You Need This Simple Trick To Prevent Weeds And Make Better Soil

In keeping with weed control – let me remind you of two important facts about cover crops.


Cover crops – a crop sown after the main harvest or in place of a harvest in a garden area – can build organic matter in the soil. We’ve often seen plants such as clover or buckwheat recommended even for home gardeners for this kind of thing.


But if you grow rye, wheat, mustard and sorghum family crops – they actually fight off weeds with an allelopathic effect.


Of all of these – rye is the best. Bar none. It stops weed seed germination dead in its tracks.
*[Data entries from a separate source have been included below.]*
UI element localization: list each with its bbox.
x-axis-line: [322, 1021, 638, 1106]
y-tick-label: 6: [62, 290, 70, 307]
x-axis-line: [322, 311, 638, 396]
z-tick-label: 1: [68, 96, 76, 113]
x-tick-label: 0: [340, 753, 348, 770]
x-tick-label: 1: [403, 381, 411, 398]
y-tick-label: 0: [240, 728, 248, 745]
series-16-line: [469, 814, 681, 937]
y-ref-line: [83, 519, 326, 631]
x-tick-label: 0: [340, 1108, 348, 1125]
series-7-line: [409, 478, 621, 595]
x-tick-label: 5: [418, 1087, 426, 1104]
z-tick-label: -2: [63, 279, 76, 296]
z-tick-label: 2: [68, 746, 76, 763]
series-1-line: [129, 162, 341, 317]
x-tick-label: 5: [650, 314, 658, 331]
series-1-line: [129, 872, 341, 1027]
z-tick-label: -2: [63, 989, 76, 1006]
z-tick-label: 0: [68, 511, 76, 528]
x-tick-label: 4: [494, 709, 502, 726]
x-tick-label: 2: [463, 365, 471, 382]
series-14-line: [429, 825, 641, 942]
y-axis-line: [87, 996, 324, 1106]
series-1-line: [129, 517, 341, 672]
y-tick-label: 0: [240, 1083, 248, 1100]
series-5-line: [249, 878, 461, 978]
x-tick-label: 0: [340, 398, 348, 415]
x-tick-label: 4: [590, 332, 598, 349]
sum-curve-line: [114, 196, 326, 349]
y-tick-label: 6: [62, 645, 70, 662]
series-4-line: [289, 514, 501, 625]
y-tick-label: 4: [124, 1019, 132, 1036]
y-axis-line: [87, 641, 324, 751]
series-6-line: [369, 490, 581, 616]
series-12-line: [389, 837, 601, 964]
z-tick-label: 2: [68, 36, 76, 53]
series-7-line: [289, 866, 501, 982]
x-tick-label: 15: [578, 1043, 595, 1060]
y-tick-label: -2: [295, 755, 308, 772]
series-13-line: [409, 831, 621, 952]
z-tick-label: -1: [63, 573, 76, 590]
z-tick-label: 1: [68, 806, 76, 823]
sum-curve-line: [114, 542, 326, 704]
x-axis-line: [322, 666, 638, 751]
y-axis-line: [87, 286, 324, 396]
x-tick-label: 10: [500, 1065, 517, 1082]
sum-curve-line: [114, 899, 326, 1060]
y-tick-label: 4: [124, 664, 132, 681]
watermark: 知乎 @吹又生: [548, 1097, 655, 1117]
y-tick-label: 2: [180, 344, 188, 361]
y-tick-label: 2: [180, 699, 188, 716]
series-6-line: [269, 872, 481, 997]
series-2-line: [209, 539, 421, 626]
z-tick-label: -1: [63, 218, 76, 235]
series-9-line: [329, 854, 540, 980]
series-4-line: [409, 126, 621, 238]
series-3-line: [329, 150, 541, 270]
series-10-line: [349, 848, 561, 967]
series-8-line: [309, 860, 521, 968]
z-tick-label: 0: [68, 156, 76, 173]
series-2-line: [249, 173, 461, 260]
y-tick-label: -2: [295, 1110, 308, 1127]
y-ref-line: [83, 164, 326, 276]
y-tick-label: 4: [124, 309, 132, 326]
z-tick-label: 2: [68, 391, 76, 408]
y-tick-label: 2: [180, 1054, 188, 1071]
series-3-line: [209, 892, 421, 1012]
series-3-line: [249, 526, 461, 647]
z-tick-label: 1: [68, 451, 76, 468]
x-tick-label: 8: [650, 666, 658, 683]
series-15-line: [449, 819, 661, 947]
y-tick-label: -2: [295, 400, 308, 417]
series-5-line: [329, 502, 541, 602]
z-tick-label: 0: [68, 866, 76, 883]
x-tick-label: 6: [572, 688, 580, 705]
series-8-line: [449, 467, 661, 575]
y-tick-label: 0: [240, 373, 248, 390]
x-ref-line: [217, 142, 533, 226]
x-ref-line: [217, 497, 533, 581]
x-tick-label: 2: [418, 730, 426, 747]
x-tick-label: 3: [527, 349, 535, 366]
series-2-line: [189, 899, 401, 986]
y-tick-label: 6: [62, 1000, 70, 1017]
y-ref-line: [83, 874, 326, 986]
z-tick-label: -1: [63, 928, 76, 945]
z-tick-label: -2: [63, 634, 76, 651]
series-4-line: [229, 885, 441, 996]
And the suppression of small weed seeds lasts for up to 2 months with rye.


However, if you till it into the soil the effect is lost as the chemical disperses.

So after you’ve harvest the spinach, sow a row of rye seed and allow it to stay in place for the summer (that area should be much more weed free next season).

Every time you have an open space, fill it with rye seed. Rye will out-compete the weeds, provide erosion control, add organic matter to your soil.


The following spring, till it in and you’ve got good organic matter.

 

Read other organic practical landscaping tips here.

2 thoughts on “You Need This Simple Trick To Prevent Weeds And Make Better Soil”

  1. Doug, Because I am full time care giving for my mother, I am going to reduce my garden size this year. So, I will have about 5 or 6 75′ raised rows that I want to plant in a cover crop right now (Missouri zone 6). From reading this article and an earlier one you posted on Rye, I am thinking that Rye is my choice. My questions are:
    1-When should I plant it?
    2-Will it last all summer so as not to have weeds?
    3-I usually cover my beds with old rotten hay (that is what is available to me from our farm) so do I put down hay along side the beds are just let the Rye grow?
    4-the raised rows are about 36″ wide so do I use hand throw the rye seeds thickly across the row?
    Basically, I need to put these beds to rest this entire year.
    As always, thanks for your help and God Bless,
    Kim Parker

  2. OK – let’s look at the answers. Ensure you’re planting annual rye (grain) and not perennial rye (grass) seed. Two different critters here.
    1) If Rye – then you’re looking at a very early planting – as soon as the soil temp is over 65F, you’ll get decent germination although the higher you allow it to get, the better with 70F providing excellent germination.
    2) Will it last all summer?
    The effect of it will last all summer yes – assuming the rye is growing all summer. Will it stop all weeds? In theory yes. In practice not so much and you’ll still have some showing up.
    3) Mulch in the rows? Probably a good idea as you can then walk in the rows to pull out any volunteer weeds. But the hay mulch will also contribute weed seeds. Your call.
    4) You can hand sow for sure – try to get the seed within an inch of each other for total coverage. But,it’s not rocket science – and close counts.
    Hope that answers the questions. Let me know if you need clarification.